3 min read

6 Kinds of Social Posts

6 Kinds of Social Posts

There are formulas to social posts. You should begin with the end in mind. Social media feels so intangible and transient, it's easy to see a lot of your content as throwaways. You may or may not know statistics about visibility that are, admittedly, discouraging. For instance, something like 6% of your IG posts get shown to your audience. While that may feel like, "no one sees it," instead, I'd urge you to conclude, "every post counts."

Write Social Posts That Perform

Social posts perform based on the metric of engagement. How many likes, comments, shares does it get? Conversion paths for social media posts can admittedly be squirrely little suckers. It's hard to pin down paying customers from a wide audience of people who range from minimal to maximum social engagement. That said, your idea client is on social media somewhere. I mean, almost definitely. If you find and optimize the right platforms, the content you post to it will eventually pay off in terms of profit.

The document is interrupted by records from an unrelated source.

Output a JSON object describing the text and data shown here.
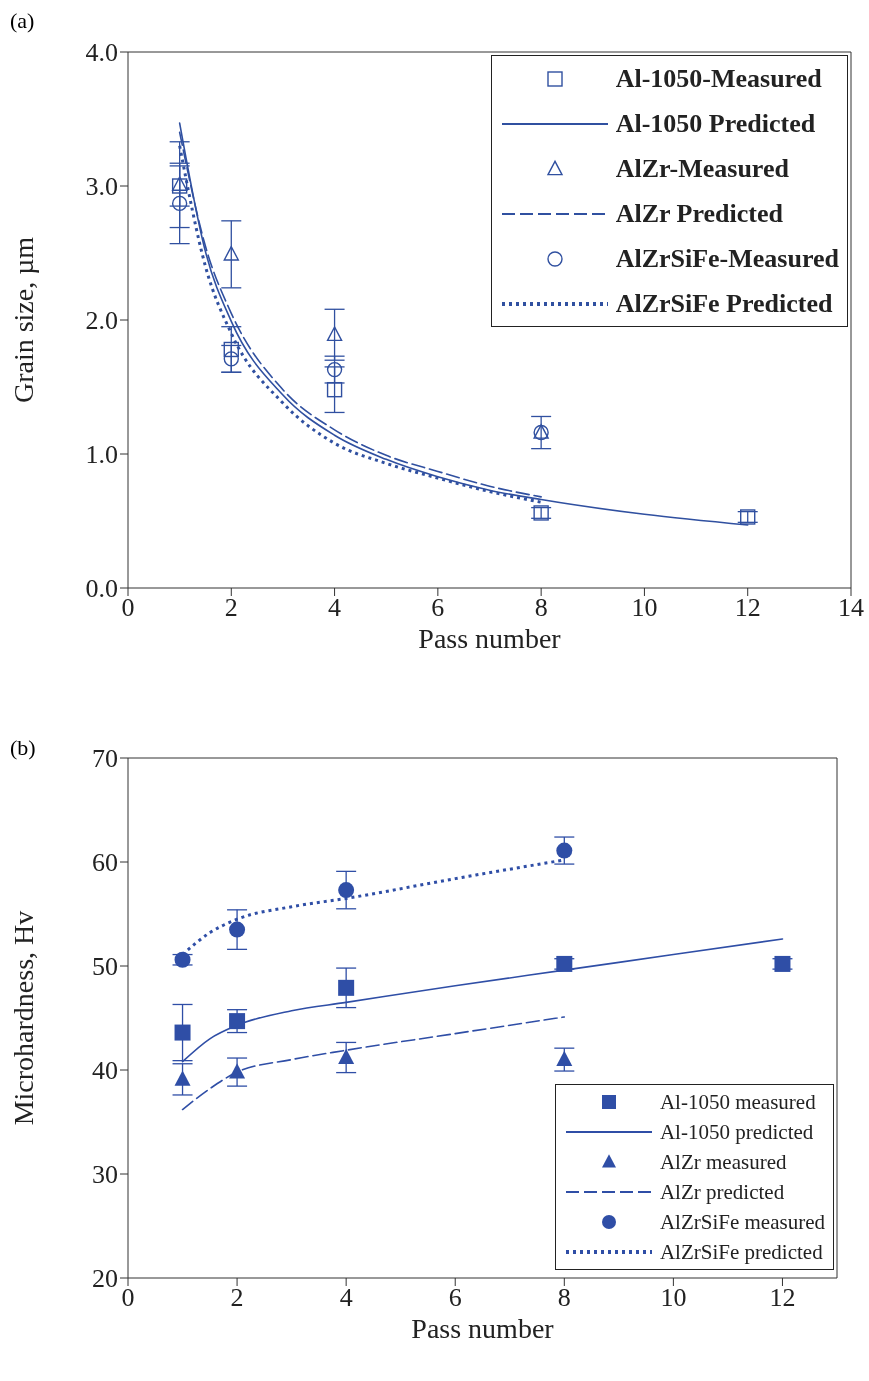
{
  "chart_data": [
    {
      "type": "scatter",
      "title": "(a)",
      "xlabel": "Pass number",
      "ylabel": "Grain size, µm",
      "xlim": [
        0,
        14
      ],
      "ylim": [
        0,
        4
      ],
      "xticks": [
        0,
        2,
        4,
        6,
        8,
        10,
        12,
        14
      ],
      "yticks": [
        {
          "value": 0,
          "label": "0.0"
        },
        {
          "value": 1,
          "label": "1.0"
        },
        {
          "value": 2,
          "label": "2.0"
        },
        {
          "value": 3,
          "label": "3.0"
        },
        {
          "value": 4,
          "label": "4.0"
        }
      ],
      "grid": false,
      "legend": "top right",
      "series": [
        {
          "name": "Al-1050-Measured",
          "type": "scatter",
          "marker": "square",
          "color": "#3050a0",
          "x": [
            1,
            2,
            4,
            8,
            12
          ],
          "values": [
            3.0,
            1.78,
            1.48,
            0.56,
            0.53
          ],
          "errors": [
            0.15,
            0.17,
            0.17,
            0.04,
            0.04
          ]
        },
        {
          "name": "Al-1050 Predicted",
          "type": "line",
          "marker": "none",
          "line_style": "solid",
          "color": "#3050a0",
          "x": [
            1,
            1.5,
            2,
            3,
            4,
            5,
            6,
            7,
            8,
            10,
            12
          ],
          "values": [
            3.47,
            2.51,
            1.99,
            1.44,
            1.14,
            0.96,
            0.83,
            0.73,
            0.66,
            0.55,
            0.47
          ]
        },
        {
          "name": "AlZr-Measured",
          "type": "scatter",
          "marker": "triangle",
          "color": "#3050a0",
          "x": [
            1,
            2,
            4,
            8
          ],
          "values": [
            3.01,
            2.49,
            1.89,
            1.16
          ],
          "errors": [
            0.32,
            0.25,
            0.19,
            null
          ]
        },
        {
          "name": "AlZr Predicted",
          "type": "line",
          "marker": "none",
          "line_style": "dashed",
          "color": "#3050a0",
          "x": [
            1,
            1.5,
            2,
            3,
            4,
            5,
            6,
            7,
            8
          ],
          "values": [
            3.4,
            2.55,
            2.05,
            1.48,
            1.18,
            0.99,
            0.87,
            0.76,
            0.68
          ]
        },
        {
          "name": "AlZrSiFe-Measured",
          "type": "scatter",
          "marker": "circle",
          "color": "#3050a0",
          "x": [
            1,
            2,
            4,
            8
          ],
          "values": [
            2.87,
            1.71,
            1.63,
            1.16
          ],
          "errors": [
            0.3,
            0.1,
            0.1,
            0.12
          ]
        },
        {
          "name": "AlZrSiFe Predicted",
          "type": "line",
          "marker": "none",
          "line_style": "dotted",
          "color": "#3050a0",
          "x": [
            1,
            1.5,
            2,
            3,
            4,
            5,
            6,
            7,
            8
          ],
          "values": [
            3.3,
            2.4,
            1.9,
            1.38,
            1.08,
            0.93,
            0.82,
            0.72,
            0.64
          ]
        }
      ]
    },
    {
      "type": "scatter",
      "title": "(b)",
      "xlabel": "Pass number",
      "ylabel": "Microhardness, Hv",
      "xlim": [
        0,
        13
      ],
      "ylim": [
        20,
        70
      ],
      "xticks": [
        0,
        2,
        4,
        6,
        8,
        10,
        12
      ],
      "yticks": [
        20,
        30,
        40,
        50,
        60,
        70
      ],
      "grid": false,
      "legend": "bottom right",
      "series": [
        {
          "name": "Al-1050 measured",
          "type": "scatter",
          "marker": "square",
          "color": "#2f4ea6",
          "x": [
            1,
            2,
            4,
            8,
            12
          ],
          "values": [
            43.6,
            44.7,
            47.9,
            50.2,
            50.2
          ],
          "errors": [
            2.7,
            1.1,
            1.9,
            0.5,
            0.5
          ]
        },
        {
          "name": "Al-1050 predicted",
          "type": "line",
          "marker": "none",
          "line_style": "solid",
          "color": "#2f4ea6",
          "x": [
            1,
            1.5,
            2,
            3,
            4,
            6,
            8,
            10,
            12
          ],
          "values": [
            40.8,
            43.0,
            44.3,
            45.7,
            46.5,
            48.1,
            49.6,
            51.1,
            52.6
          ]
        },
        {
          "name": "AlZr measured",
          "type": "scatter",
          "marker": "triangle",
          "color": "#2f4ea6",
          "x": [
            1,
            2,
            4,
            8
          ],
          "values": [
            39.1,
            39.8,
            41.2,
            41.0
          ],
          "errors": [
            1.5,
            1.35,
            1.45,
            1.1
          ]
        },
        {
          "name": "AlZr predicted",
          "type": "line",
          "marker": "none",
          "line_style": "dashed",
          "color": "#2f4ea6",
          "x": [
            1,
            1.5,
            2,
            3,
            4,
            6,
            8
          ],
          "values": [
            36.2,
            38.2,
            39.8,
            41.0,
            41.9,
            43.5,
            45.1
          ]
        },
        {
          "name": "AlZrSiFe measured",
          "type": "scatter",
          "marker": "circle",
          "color": "#2f4ea6",
          "x": [
            1,
            2,
            4,
            8
          ],
          "values": [
            50.6,
            53.5,
            57.3,
            61.1
          ],
          "errors": [
            0.5,
            1.9,
            1.8,
            1.3
          ]
        },
        {
          "name": "AlZrSiFe predicted",
          "type": "line",
          "marker": "none",
          "line_style": "dotted",
          "color": "#2f4ea6",
          "x": [
            1,
            1.5,
            2,
            3,
            4,
            6,
            8
          ],
          "values": [
            51.1,
            53.2,
            54.5,
            55.7,
            56.5,
            58.4,
            60.2
          ]
        }
      ]
    }
  ]
}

If that lukewarm endorsement doesn't motivate you to keep reading, I don't know what will.

 

6 Kinds of Social Media Content

There are six basic kinds of social media content. As you write Facebook posts, Instagram posts, Twitter posts, YouTube captions, Pinterest captions... etc. etc. ad nauseum... broadening your approach to include all of these styles will enhance engagement.

1. Informational Social Posts

If you aren't entrenched in social media strategy, this may feel like the obvious category. But honestly, many people don't even do this anymore. Information may include:

  • Infographics
  • Stats
  • Figures
  • Fact sheets

You may marry the copy with graphic representations like charts and graphs. Informational posts are educational and, at risk of sounding like I don't have a thesaurus, informative.

The goal of an informational social media post is to establish your brand as an authority, invite followship and create something highly shareable.

2. Descriptive (Graphic) Social Posts

This is especially popular on a highly graphic platform (like Instagram). Descriptive social posts are simply writing copy that sets a graphic in a context. You may include:

  • Description of a graphic
  • A quote or piece of info that compliments the graphic
  • An inspiring thought prompted by the graphic
  • A reflection on the graphic

This doesn't have to be deep or artistic (although it can be). For a platform like Instagram, this method is used to keep someone lingering on your post. The graphic should be thought or interest-provoking enough that someone wants to see what you write about it. Good copy will have the outcome of enhanced engagement (length of time on post). These posts aren't as shareable but you can include a meaningful CTA in the text that drives more engagement.

3. CTA Social Posts

The goal of CTA social posts is to call the viewer to action. They should want to react to the copy they read. A good CTA social post may be:

  • Invitational ("join us")
  • Directive ("go here")

A social post that effectively calls someone to action will elicit an immediate response. The important thing to remember is that no one agonizes over social media decisions. These are split seconds. Once they've scrolled on, you are gone forever. A well-written CTA social post should stop people in their tracks and get them to do something you want them to do.

4. External Linking Social Posts

Have a new blog post? New website page? An external survey? An online scheduler? A social post that focuses on an external link should be vivid, full of arrows (metaphorically or graphic) and drive someone off of the platform to do something else. These have to be compelling because if people are just chilling on social, they need to be highly motivated to jump off and visit your site.

5. Question or Conversation Starting Social Posts

Questions are a risk with social posts, IMO. If they work, they're super awesome and you validate your worth and obtain engagement. If they don't work, you may look like you have no audience and you're a loser. That could be my own insecurities speaking. Question or conversation starting social posts:

  • Ask an open-ended question
  • Ask a yes or no question (a poll)
  • Ask and answer a question then ask: what about you?

There are some internal mechanisms—like Facebook polls, Twitter polls and Instagram polls—that can enable you to use these either on your feed or in stories.

6. Announcements and Giveaways

Pronouncing something can happen on regular rotation in your social posts. They're a little jolt of awareness that gets people to notice you in the feed. They're the wacky waving inflatable flailing arm tube man of posts. You may choose to post:

  • Company/business announcements
  • Team news
  • Changes or updates
  • Giveaways
  • Freebies
  • Contests

Those last three are obviously in a similar vein. People love free stuff and contests. Plain blue shirt anyone?

Great Social Media Copy

Great social media copy is just like any other copy: well-written, interesting, engaging. You need to visit the spectrum of these options if you're going to have a well-rounded social media feed that encourages regular engagement.